Tears of a Dragon by Bryan Davis

Now that Billy let the Watchers out of their prison in order to save his father, these evil spirits are roaming all over the earth, wreaking havoc wherever they touch, and attempting to distract Billy and company. When Morgan kidnaps Walter's sister Shelly in order to have a hostiam, they decide it's time to take drastic measures. Therefore, Billy and Bonnie enter Dragon's Rest, a place where the dragons come to rest when they die, since they have had no redeemer to let them into heaven. They are looking for three people in particular: Clefspeare, Merlin's wife, and Professor Hamilton's wife. Billy faces a hard decision there in which he must sacrifice himself to be a redeemer.

The entire concept of Dragon's Rest is an original setting, much like the concept of the candlestone. Bryan Davis returns to originality in Tears of a Dragon, but not completely. The first half of the book is littered with wasted time and situations with typical outcomes.

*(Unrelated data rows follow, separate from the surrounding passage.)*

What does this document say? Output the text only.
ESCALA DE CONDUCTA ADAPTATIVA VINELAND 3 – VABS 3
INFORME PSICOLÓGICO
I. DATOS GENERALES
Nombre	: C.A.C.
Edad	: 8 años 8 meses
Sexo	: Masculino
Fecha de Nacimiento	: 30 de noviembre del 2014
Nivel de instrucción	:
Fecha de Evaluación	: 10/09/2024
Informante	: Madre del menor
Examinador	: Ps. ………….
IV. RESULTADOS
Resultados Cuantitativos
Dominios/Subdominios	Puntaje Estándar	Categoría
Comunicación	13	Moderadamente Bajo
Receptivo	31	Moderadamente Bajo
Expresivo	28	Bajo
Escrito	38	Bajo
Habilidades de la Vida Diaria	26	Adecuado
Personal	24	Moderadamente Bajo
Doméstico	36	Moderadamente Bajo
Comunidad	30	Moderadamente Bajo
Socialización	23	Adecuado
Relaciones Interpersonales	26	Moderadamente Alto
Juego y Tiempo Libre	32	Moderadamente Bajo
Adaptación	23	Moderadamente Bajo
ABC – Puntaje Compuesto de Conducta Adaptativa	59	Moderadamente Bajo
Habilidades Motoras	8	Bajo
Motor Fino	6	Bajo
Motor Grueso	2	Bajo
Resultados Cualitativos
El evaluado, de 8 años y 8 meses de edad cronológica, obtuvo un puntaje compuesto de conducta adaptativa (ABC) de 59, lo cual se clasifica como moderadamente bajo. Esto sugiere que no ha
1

The last chapters of the book and Dragon's Rest are the saving grace that puts this book on the Elite List.

The characters never developed any personality as they should have throughout the series, but most of them stayed realistic and imperfect throughout the series. Bryan's worst problem in the character area was unnecessary characters, but that was set straight in the end.

The basis of the series, translumination, comes too much in handy at times for the characters. In every book, Bryan seems to come up with a new way Excaliber can get the characters out of scrapes. However, the idea of translumination was well thought out and not mindless like some of the other ideas Bryan Davis has cooked up.

The ideas and legends about dragons Bryan invented were ingenious and original, thus creating a good basis for a series. These ideas, again, were not mindless most of the time in their origin. They instead were very persuasive in their content and were good enough to be real.

I wish I could rate the final book in this series five stars because of the highly original end, but there is too much clutter at the beginning keeping the book away from this honor. Nevertheless, this has been a good debut series and gives hope for Bryan Davis down the road. If he keeps this trend up, he'll have a five star in no time.